The state Department of Agriculture has no crop forecast, and an official count will only be known at the end of the season. In 2003 there were 481,000 pounds of mango produced in Hawaii.
Moisture trapped inside mango trees can cause a fungus to set on the flower and prevent it from developing, said Joni White, a volunteer at Oahu Master Gardener in Pearl City. She said people can try to stop the "powdery mildew" from attacking fruits by pruning trees, which makes them less dense and allows air and sunshine to pass through.
"For a homeowner, that's the only thing they can do," said White, who staffs a plant help line at the Urban Garden Center.

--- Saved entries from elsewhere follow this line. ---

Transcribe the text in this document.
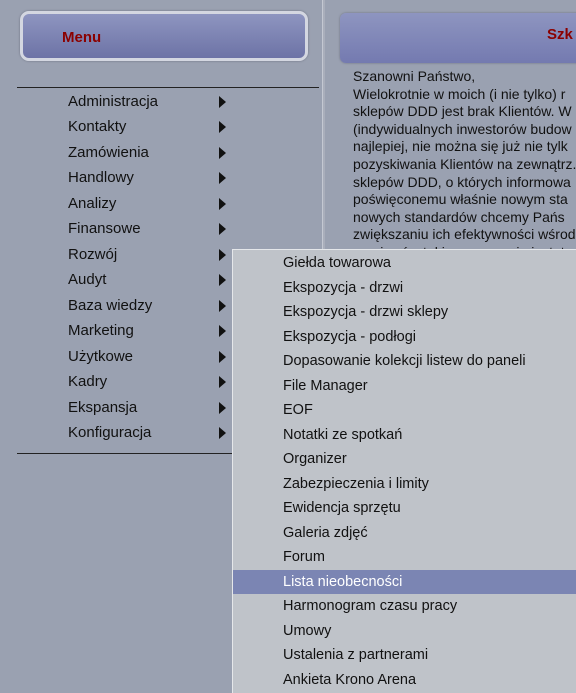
Menu
Administracja
Kontakty
Zamówienia
Handlowy
Analizy
Finansowe
Rozwój
Audyt
Baza wiedzy
Marketing
Użytkowe
Kadry
Ekspansja
Konfiguracja
Szk
Szanowni Państwo,
Wielokrotnie w moich (i nie tylko) r
sklepów DDD jest brak Klientów. W
(indywidualnych inwestorów budow
najlepiej, nie można się już nie tylk
pozyskiwania Klientów na zewnątrz.
sklepów DDD, o których informowa
poświęconemu właśnie nowym sta
nowych standardów chcemy Pańs
zwiększaniu ich efektywności wśrod
Giełda towarowa
Ekspozycja - drzwi
Ekspozycja - drzwi sklepy
Ekspozycja - podłogi
Dopasowanie kolekcji listew do paneli
File Manager
EOF
Notatki ze spotkań
Organizer
Zabezpieczenia i limity
Ewidencja sprzętu
Galeria zdjęć
Forum
Lista nieobecności
Harmonogram czasu pracy
Umowy
Ustalenia z partnerami
Ankieta Krono Arena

Mangoes hanging from branches in trees in Diamond Head and Kaimuki also were ripening at much smaller sizes, some resembling red tennis balls. A number of residents said the lean season is discouraging them from putting up signs on the street to sell mangoes.
To make things worse, the unofficial shortage could also be leading to more cases of people stealing the fruit.
With its branches slumping onto the sidewalk, a tree fronting Sione Vave's home on Monsarrat Avenue often falls victim to tourists heading to Diamond Head Crater as well as joggers circling the landmark.
Vave said the household of 10 people has been relying on that single tree since a second tree in the back yard stopped producing mangoes.
"Every day, you could go out and pick mangoes," said Vave. "Now, we only go out every other day."
Down the street by Kapiolani Park, Lia Reynolds said the only mango tree in her mother's home was recently stripped of its low-hanging offerings.
"She was gone for three weeks, and when she came back all the fruits were gone," said Reynolds, who is visiting from Washington, D.C. "We see that a lot, you know. These are great mangoes."